Schamberger Christian T, Grossner Tobias, Rehnitz Christoph, Findeisen Sebastian, Ferbert Thomas, Suda Arnold J, Schmidmaier Gerhard, Stein Stephan
Clinic for Trauma and Reconstructive Surgery, University Hospital Heidelberg, 69118 Heidelberg, Germany.
Diagnostic and Interventional Radiology, University Hospital Heidelberg, Im Neuenheimer Feld 420, 69120 Heidelberg, Germany.
Biomedicines. 2024 Nov 21;12(12):2660. doi: 10.3390/biomedicines12122660.

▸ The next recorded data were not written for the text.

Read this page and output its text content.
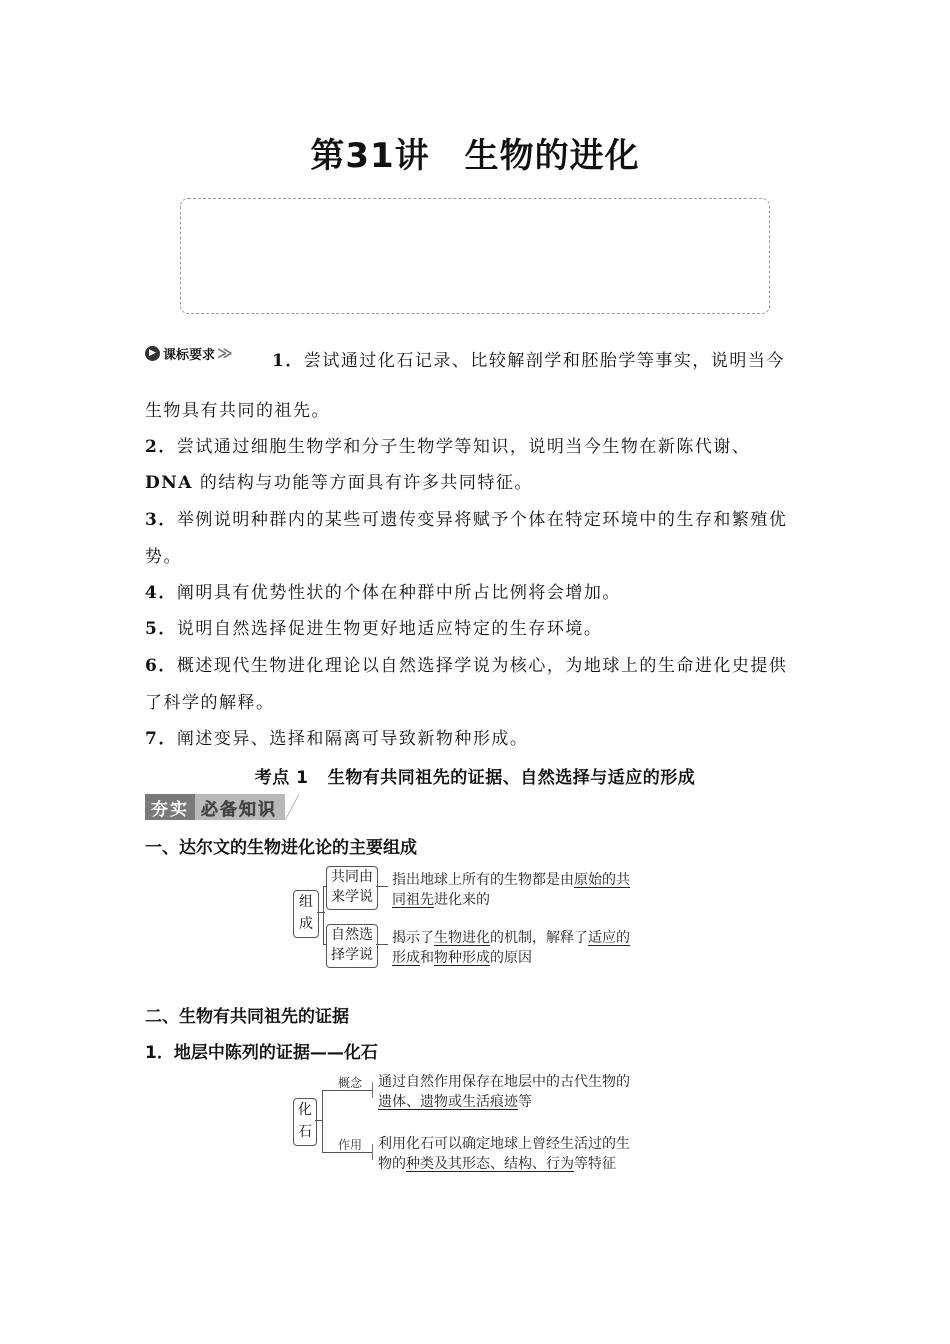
第31讲　生物的进化
▶ 课标要求 ≫ 1．尝试通过化石记录、比较解剖学和胚胎学等事实，说明当今
生物具有共同的祖先。
2．尝试通过细胞生物学和分子生物学等知识，说明当今生物在新陈代谢、
DNA 的结构与功能等方面具有许多共同特征。
3．举例说明种群内的某些可遗传变异将赋予个体在特定环境中的生存和繁殖优
势。
4．阐明具有优势性状的个体在种群中所占比例将会增加。
5．说明自然选择促进生物更好地适应特定的生存环境。
6．概述现代生物进化理论以自然选择学说为核心，为地球上的生命进化史提供
了科学的解释。
7．阐述变异、选择和隔离可导致新物种形成。
考点 1 生物有共同祖先的证据、自然选择与适应的形成
夯实 必备知识
一、达尔文的生物进化论的主要组成
组成
共同由来学说
指出地球上所有的生物都是由原始的共
同祖先进化来的
自然选择学说
揭示了生物进化的机制，解释了适应的
形成和物种形成的原因
二、生物有共同祖先的证据
1．地层中陈列的证据——化石
化石
概念
作用
通过自然作用保存在地层中的古代生物的
遗体、遗物或生活痕迹等
利用化石可以确定地球上曾经生活过的生
物的种类及其形态、结构、行为等特征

: The elbow joint is stabilized by complex interactions between bony structures and soft tissues, notably the lateral and medial collateral ligaments. Posterolateral rotatory instability (PLRI), a form of elbow instability, is challenging to diagnose due to overlapping symptoms with other conditions. The radiocapitellar line (RCL) is a radiographic tool for assessing humeroradial alignment and elbow stability, but its diagnostic accuracy remains debated. This study aims to provide normative data on RCL deviations in healthy individuals to improve diagnostic criteria for PLRI. : A prospective study was conducted with 53 healthy individuals (27 males, 26 females) aged 18-45 years. MRI scans of the participants' elbows were performed in maximum extension and supination to assess radiocapitellar deviations (RCDs). Two orthopedic surgeons independently analyzed the images to evaluate RCDs and assess interobserver reliability. Statistical analyses, including independent -tests and Pearson correlations, were used to explore the relationship between RCDs, demographic factors, and elbow stability. : The average RCD in the cohort was 1.77 mm (SD 1.06 mm). Notably, 62.9% of participants had deviations greater than 1.2 mm, while 12.9% exceeded 3.4 mm, thresholds traditionally used to diagnose PLRI. Gender and age did not significantly influence RCD values. The interobserver reliability was almost good (ICC = 0.87), supporting the consistency of the RCL measurements. : Significant RCDs occur even in asymptomatic individuals, challenging the current diagnostic thresholds for PLRI based solely on RCL measurements. A comprehensive assessment that includes clinical, anatomical, and functional evaluations is essential for accurate diagnosis. These findings highlight the need for refined diagnostic criteria and further research into elbow stability.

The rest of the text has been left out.